The onset of World War I provided new opportunities for dental students and practicing dentists as well.  Black dentists finally thought this may be their chance to expand their practices beyond their own race.  Applications to the newly created Dental Reserve Corps poured in.  Annie Yarborough was one of the first to apply.  On June 6, 1917, just two months after the United States officially entered the war, Dr. Yarborough volunteered for service.  Her two brothers had served in the 9th and 10th Cavalry during the Spanish American War and at the age of thirty four, Annie believed it was her duty to serve her country.  She informed the Army that she was one of the few female dentists in her state (either black or white) and had completed four years of dental education at Meharry College.

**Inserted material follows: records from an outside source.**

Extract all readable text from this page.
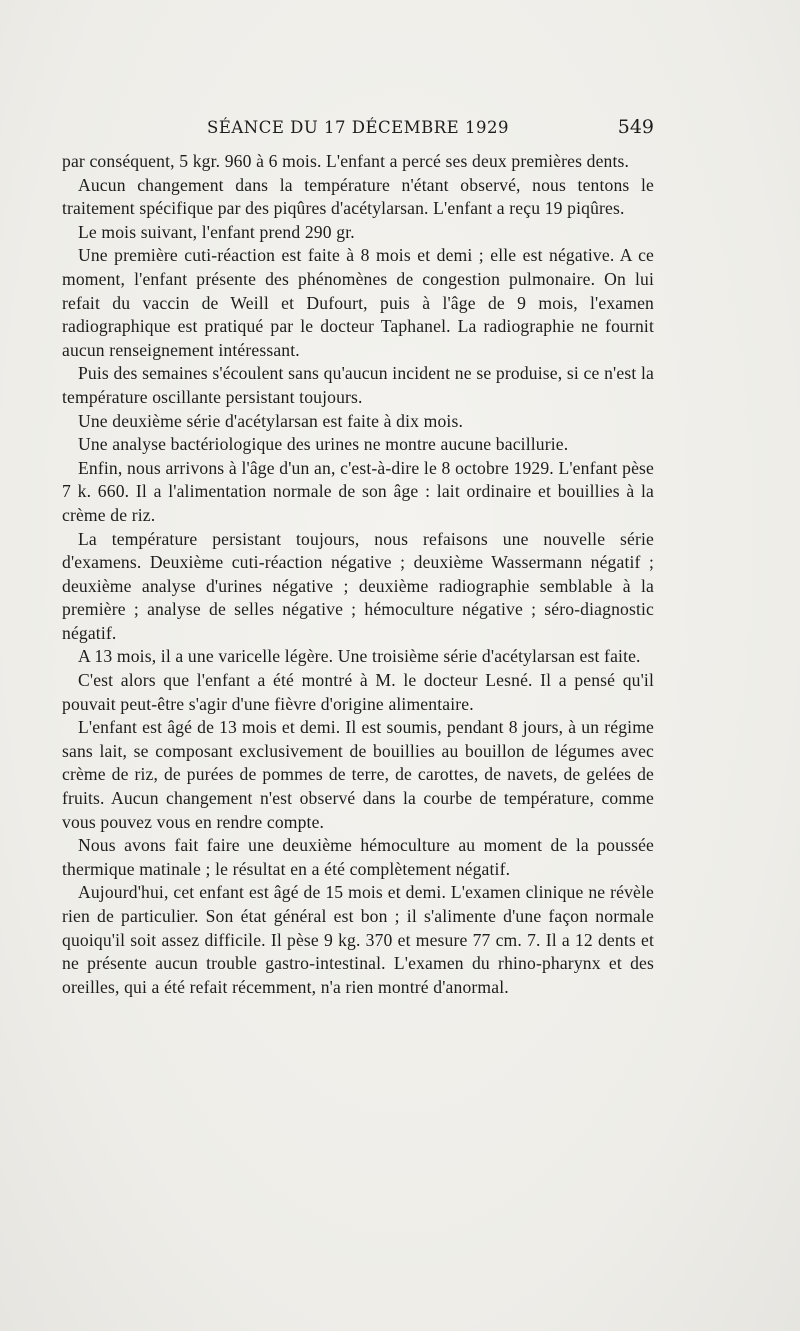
SÉANCE DU 17 DÉCEMBRE 1929	549

par conséquent, 5 kgr. 960 à 6 mois. L'enfant a percé ses deux premières dents.

Aucun changement dans la température n'étant observé, nous tentons le traitement spécifique par des piqûres d'acétylarsan. L'enfant a reçu 19 piqûres.

Le mois suivant, l'enfant prend 290 gr.

Une première cuti-réaction est faite à 8 mois et demi ; elle est négative. A ce moment, l'enfant présente des phénomènes de congestion pulmonaire. On lui refait du vaccin de Weill et Dufourt, puis à l'âge de 9 mois, l'examen radiographique est pratiqué par le docteur Taphanel. La radiographie ne fournit aucun renseignement intéressant.

Puis des semaines s'écoulent sans qu'aucun incident ne se produise, si ce n'est la température oscillante persistant toujours.

Une deuxième série d'acétylarsan est faite à dix mois.

Une analyse bactériologique des urines ne montre aucune bacillurie.

Enfin, nous arrivons à l'âge d'un an, c'est-à-dire le 8 octobre 1929. L'enfant pèse 7 k. 660. Il a l'alimentation normale de son âge : lait ordinaire et bouillies à la crème de riz.

La température persistant toujours, nous refaisons une nouvelle série d'examens. Deuxième cuti-réaction négative ; deuxième Wassermann négatif ; deuxième analyse d'urines négative ; deuxième radiographie semblable à la première ; analyse de selles négative ; hémoculture négative ; séro-diagnostic négatif.

A 13 mois, il a une varicelle légère. Une troisième série d'acétylarsan est faite.

C'est alors que l'enfant a été montré à M. le docteur Lesné. Il a pensé qu'il pouvait peut-être s'agir d'une fièvre d'origine alimentaire.

L'enfant est âgé de 13 mois et demi. Il est soumis, pendant 8 jours, à un régime sans lait, se composant exclusivement de bouillies au bouillon de légumes avec crème de riz, de purées de pommes de terre, de carottes, de navets, de gelées de fruits. Aucun changement n'est observé dans la courbe de température, comme vous pouvez vous en rendre compte.

Nous avons fait faire une deuxième hémoculture au moment de la poussée thermique matinale ; le résultat en a été complètement négatif.

Aujourd'hui, cet enfant est âgé de 15 mois et demi. L'examen clinique ne révèle rien de particulier. Son état général est bon ; il s'alimente d'une façon normale quoiqu'il soit assez difficile. Il pèse 9 kg. 370 et mesure 77 cm. 7. Il a 12 dents et ne présente aucun trouble gastro-intestinal. L'examen du rhino-pharynx et des oreilles, qui a été refait récemment, n'a rien montré d'anormal.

Four weeks later, the office of the Surgeon General of the Army issued its standard denial of all women applicants, though the offer was appreciated.  As the war progressed, the policy of no women in the Dental Corps changed. 

During, or shortly after the war, the Yarboroughs divorced.  Annie, with no children, changed her name back to her maiden name and lived in a house at 626 South Jefferson Street in Dublin with her mother and her sister Leola Smith and her husband Henry.

Following the 1920 Census, Dr. Annie Taylor seems to vanish from Dublin.  I could find no records of her.  Perhaps she, like her father, died young.  Maybe she moved to another town.  Who knows?  If you know, contact me immediately.

Dr. Annie Taylor Yarborough was a woman of high integrity, high education and one whom all of Laurens County can rightfully and deservedly be proud of.